Cities say ‘flushable’ diapers and sanitizing wipes are clogging sewer lines

Cities say ‘flushable’ diapers and sanitizing wipes are clogging sewer lines


By Robert Green

Staff writer



While going through the annual process of the cleaning out the city’s sewer systems, public works departments in both Manti and Ephraim are finding out that the flushable wipes aren’t flushable.

“They plug up everything,” said Ephraim public works director Chad Perry. “We really have a problem with them. We’re finding a lot of flushable wipes have already started to plug up our system. They don’t go down at all.”

Both the flushable wipes and hand-sanitizing wipes are wreaking havoc with the sewer system, Perry said. “They say flushable, but they plug up the grinders, plug up the pumps, plug up the main lines and plug up everything, even the laterals.”

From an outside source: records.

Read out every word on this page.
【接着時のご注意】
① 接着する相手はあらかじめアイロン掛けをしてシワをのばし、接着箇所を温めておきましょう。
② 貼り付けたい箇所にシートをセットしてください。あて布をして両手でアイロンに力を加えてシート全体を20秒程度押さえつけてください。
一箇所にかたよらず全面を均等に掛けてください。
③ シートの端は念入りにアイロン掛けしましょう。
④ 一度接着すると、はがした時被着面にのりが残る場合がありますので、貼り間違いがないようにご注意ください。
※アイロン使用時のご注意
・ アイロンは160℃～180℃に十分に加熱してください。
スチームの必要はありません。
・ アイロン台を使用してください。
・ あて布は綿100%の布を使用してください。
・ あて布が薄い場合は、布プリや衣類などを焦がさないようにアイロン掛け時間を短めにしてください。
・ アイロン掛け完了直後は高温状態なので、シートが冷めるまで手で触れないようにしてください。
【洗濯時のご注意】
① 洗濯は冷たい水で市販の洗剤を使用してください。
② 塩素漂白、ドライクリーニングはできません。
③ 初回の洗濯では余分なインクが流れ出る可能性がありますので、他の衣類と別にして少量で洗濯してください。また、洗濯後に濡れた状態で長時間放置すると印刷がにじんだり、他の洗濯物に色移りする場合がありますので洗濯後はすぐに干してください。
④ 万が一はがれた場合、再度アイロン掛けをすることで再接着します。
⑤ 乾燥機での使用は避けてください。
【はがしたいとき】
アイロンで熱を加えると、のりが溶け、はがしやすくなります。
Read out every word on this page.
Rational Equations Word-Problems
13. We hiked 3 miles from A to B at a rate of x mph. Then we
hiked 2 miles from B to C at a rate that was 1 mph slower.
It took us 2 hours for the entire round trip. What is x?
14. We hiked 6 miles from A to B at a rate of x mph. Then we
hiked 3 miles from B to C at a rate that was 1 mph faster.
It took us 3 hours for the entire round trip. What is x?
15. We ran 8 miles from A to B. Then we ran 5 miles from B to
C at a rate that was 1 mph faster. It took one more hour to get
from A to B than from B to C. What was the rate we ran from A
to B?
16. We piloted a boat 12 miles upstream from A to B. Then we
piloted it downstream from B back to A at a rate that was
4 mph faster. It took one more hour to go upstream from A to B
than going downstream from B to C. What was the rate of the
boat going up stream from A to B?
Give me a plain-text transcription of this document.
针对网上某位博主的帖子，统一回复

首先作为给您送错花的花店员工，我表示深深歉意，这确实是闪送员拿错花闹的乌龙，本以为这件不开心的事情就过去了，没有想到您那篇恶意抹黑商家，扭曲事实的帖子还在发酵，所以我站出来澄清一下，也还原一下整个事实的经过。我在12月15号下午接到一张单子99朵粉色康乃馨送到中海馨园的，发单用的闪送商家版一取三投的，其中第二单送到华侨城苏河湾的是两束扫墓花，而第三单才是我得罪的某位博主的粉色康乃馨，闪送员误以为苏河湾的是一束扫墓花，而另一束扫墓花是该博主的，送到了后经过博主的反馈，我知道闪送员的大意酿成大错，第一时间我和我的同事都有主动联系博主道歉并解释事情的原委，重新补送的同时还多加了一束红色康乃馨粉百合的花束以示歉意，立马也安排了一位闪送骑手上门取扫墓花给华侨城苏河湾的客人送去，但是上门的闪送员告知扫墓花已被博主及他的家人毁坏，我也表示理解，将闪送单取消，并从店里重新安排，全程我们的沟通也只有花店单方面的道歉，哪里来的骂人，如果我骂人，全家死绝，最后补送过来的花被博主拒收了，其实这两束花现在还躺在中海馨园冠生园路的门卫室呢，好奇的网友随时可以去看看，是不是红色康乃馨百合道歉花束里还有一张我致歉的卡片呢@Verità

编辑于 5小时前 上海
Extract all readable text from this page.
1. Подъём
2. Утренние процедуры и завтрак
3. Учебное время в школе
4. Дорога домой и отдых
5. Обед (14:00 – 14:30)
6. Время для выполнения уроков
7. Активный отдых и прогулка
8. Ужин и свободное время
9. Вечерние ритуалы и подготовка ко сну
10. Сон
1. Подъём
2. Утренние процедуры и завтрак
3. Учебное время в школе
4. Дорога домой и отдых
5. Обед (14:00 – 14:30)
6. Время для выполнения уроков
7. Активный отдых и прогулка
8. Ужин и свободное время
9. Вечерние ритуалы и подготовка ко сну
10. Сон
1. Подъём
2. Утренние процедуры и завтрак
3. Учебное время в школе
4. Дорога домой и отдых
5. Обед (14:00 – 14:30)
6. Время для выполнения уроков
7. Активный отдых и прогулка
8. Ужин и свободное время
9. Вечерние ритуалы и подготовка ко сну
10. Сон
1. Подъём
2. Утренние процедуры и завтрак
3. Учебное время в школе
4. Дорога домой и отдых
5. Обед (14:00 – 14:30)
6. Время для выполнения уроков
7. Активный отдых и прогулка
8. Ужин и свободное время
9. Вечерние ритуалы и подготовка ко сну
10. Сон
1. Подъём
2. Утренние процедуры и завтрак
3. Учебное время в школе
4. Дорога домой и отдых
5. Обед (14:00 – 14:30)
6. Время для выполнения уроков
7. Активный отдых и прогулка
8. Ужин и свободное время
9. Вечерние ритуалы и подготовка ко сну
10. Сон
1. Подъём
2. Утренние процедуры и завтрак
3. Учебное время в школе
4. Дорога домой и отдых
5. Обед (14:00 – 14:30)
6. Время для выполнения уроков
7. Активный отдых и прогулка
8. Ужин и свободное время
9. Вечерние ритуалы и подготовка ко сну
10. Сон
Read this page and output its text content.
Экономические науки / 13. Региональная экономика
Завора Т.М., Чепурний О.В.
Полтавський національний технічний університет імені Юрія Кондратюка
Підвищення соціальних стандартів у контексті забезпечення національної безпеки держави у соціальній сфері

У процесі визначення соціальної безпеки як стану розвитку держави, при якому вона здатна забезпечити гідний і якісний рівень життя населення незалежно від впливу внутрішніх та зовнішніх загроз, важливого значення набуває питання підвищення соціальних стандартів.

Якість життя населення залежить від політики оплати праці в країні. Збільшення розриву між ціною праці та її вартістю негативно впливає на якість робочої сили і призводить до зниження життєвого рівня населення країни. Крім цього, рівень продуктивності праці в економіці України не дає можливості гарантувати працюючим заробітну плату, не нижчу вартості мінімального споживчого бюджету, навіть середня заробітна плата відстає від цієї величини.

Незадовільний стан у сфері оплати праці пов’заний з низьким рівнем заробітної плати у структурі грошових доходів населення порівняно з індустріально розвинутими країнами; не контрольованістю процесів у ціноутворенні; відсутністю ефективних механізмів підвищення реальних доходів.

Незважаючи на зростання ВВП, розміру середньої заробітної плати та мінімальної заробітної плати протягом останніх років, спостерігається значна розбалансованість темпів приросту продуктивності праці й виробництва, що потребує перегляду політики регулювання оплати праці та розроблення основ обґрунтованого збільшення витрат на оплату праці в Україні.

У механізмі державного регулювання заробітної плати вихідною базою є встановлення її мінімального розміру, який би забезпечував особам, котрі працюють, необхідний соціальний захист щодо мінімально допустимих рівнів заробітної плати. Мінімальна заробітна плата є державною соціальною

The problem is the product may flush, but it doesn’t disintegrate, he said. The wipes are being used in much greater volume than previously due to the new coronavirus pandemic. With the toilet paper shortage, people are using flushable wipes and even paper towels instead. This practice is going to cause homeowners problems as well, Perry said.

Public works directors are trying everything they can to get the public to understand these wipes don’t work. They don’t break down in the lagoon systems, he said. There are a lot of cities trying to get them outlawed, but for right now they are acceptable.

Manti City is planning on cleaning out its sewer system next week and they are trying to get ahead of the problem by alerting residents, “no wipes in the pipes.” The city has sent out a flyer telling residents to please flush only toilet paper and human waste, nothing else, down the toilet. “If you use wipes, trash ‘em and don’t flush ‘em,” the flyer stated.

Manti City public works director Cory Hatch said he has seen more a few more wipes in his system than usual, but doesn’t have a big problem with them yet. However, problems might surface after its yearly cleaning. He encouraged residents to continue with the best practices of disposing of all wipes in the trash. A clogged up sewer system ends up costing everyone more money.